# Success Rates and Mean Times by Experience Threshold (3.5)
This notebook verifies the **success rate** and **mean time** for milestones **M7 (solution)** and **M8 (implement)** by **group** (Control vs Treatment) and by **experience level**.

### Definitions
- **Control experience column**: `Control YOE` (used only for rows in the Control group)
- **Treatment experience column**: `Alt YOE` (used only for rows in the Treatment group)
- **Experience threshold**: Low (≤ 3.5), High (> 3.5)
- **M7 success**: `sound_solution == 'y'`
- **M8 success**: `correct == 'y'`
- **M7 time**: `solution` (minutes)
- **M8 time**: `implement` (minutes)

Times are averaged **only among successful attempts**. The notebook also reports counts per bucket to make the denominators explicit.

In [None]:
# Path to the CSV file (change if needed)
CSV_PATH = "Milestones - timesStandard-prod-Final.csv"

import pandas as pd
import numpy as np

# Load data
df = pd.read_csv(CSV_PATH)

# Normalize column names for easier use
df.columns = [c.strip().lower().replace(" ", "_") for c in df.columns]
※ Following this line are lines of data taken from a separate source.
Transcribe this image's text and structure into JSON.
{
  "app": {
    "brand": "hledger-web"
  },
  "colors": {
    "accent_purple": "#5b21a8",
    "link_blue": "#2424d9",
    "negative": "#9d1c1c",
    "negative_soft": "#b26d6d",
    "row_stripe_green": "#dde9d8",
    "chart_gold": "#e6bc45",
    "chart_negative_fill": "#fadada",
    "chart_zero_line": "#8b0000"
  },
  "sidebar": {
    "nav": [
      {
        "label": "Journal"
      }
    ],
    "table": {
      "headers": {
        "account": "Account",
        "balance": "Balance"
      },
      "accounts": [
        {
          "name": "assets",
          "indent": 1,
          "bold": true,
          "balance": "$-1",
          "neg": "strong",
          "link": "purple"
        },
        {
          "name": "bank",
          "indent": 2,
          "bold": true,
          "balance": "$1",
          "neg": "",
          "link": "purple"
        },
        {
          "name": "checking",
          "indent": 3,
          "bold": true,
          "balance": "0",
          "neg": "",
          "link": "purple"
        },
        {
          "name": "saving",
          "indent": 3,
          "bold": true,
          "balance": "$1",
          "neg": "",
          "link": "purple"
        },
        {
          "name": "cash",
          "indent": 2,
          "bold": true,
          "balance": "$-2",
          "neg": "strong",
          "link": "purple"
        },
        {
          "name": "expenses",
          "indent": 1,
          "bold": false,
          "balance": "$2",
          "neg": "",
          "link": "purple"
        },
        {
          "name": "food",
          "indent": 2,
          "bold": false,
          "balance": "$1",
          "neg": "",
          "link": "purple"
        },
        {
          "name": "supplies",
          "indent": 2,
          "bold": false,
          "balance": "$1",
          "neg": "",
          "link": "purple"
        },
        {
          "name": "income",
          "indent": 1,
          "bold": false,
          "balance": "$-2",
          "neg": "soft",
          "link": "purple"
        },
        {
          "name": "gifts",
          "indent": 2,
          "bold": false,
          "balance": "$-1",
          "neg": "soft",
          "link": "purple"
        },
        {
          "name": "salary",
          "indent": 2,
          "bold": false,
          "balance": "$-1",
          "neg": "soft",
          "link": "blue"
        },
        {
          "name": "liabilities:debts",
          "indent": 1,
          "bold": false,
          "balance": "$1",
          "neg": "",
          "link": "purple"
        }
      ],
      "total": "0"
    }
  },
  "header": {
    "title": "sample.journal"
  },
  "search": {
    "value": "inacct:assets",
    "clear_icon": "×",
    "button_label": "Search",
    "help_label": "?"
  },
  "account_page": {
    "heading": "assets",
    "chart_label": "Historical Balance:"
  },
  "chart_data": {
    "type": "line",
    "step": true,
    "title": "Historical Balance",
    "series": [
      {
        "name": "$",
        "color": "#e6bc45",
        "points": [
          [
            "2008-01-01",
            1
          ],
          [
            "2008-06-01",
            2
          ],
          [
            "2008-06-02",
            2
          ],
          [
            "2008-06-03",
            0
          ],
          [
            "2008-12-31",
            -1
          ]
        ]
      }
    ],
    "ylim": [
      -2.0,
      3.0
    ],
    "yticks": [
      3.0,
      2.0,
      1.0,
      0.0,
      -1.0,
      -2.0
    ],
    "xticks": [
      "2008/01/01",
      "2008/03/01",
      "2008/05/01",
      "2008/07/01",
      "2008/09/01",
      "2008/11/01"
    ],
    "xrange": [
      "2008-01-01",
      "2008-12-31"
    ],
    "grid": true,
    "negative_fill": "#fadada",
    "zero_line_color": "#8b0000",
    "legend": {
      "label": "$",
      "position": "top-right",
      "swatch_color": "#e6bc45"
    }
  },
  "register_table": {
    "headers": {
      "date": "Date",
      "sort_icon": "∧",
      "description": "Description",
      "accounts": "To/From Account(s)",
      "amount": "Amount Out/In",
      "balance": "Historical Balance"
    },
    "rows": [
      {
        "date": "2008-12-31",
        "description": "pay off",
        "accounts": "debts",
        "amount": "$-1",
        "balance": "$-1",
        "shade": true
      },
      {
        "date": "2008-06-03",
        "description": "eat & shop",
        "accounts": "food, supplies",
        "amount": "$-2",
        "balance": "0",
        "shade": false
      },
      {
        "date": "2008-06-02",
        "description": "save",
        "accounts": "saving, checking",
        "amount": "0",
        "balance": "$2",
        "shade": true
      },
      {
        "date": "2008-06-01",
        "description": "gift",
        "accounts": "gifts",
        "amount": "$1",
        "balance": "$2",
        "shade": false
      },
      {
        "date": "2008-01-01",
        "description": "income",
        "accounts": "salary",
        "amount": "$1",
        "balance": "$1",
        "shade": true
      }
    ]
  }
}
# Quick sanity check of the columns we rely on
needed = ['group', 'solution', 'implement', 'sound_solution', 'correct', 'control_yoe', 'alt_yoe']
missing = [c for c in needed if c not in df.columns]
assert not missing, f"Missing required columns: {missing}"

df.head(3)

In [None]:
# Build an experience column that uses control_yoe for Control rows and alt_yoe for Treatment rows
df['experience'] = np.where(df['group'].str.lower() == 'control', df['control_yoe'], df['alt_yoe'])

# Define experience buckets
def exp_bucket(x):
    if pd.isna(x):
        return np.nan
    return 'Low (≤3.5)' if x <= 3.5 else 'High (>3.5)'

df['experience_bucket'] = df['experience'].apply(exp_bucket)

# Helper to compute success rate and mean time by group & experience bucket
def summarize(milestone_time_col, success_flag_col):
    rows = []
    for g in ['Control', 'Treatment']:
        for bucket in ['Low (≤3.5)', 'High (>3.5)']:
            sub = df[(df['group'] == g) & (df['experience_bucket'] == bucket)]
            n_total = len(sub)
            succ = sub[sub[success_flag_col] == 'y']
            n_succ = len(succ)
            rate = (n_succ / n_total * 100.0) if n_total > 0 else float('nan')
            mean_time = succ[milestone_time_col].mean()
            rows.append({
                'Group': g,
                'Experience': bucket,
                'N total': n_total,
                'N success': n_succ,
                'Success %': rate,
                'Mean time (min)': mean_time
            })
    return pd.DataFrame(rows)

m7_table = summarize('solution', 'sound_solution')
m8_table = summarize('implement', 'correct')

m7_table.round(2)

In [None]:
m8_table.round(2)

In [None]:
# Merge M7 and M8 for a compact view
merged = m7_table.merge(m8_table, on=['Group','Experience'], suffixes=(' M7',' M8'))
merged = merged[[
    'Group','Experience',
    'N total M7','N success M7','Success % M7','Mean time (min) M7',
    'N total M8','N success M8','Success % M8','Mean time (min) M8'
]].round(2)
merged

## Optional: export results to CSV
Uncomment the cell below to write the tables to disk.

In [None]:
# m7_table.round(2).to_csv('m7_by_experience.csv', index=False)
# m8_table.round(2).to_csv('m8_by_experience.csv', index=False)
# merged.to_csv('m7_m8_merged_by_experience.csv', index=False)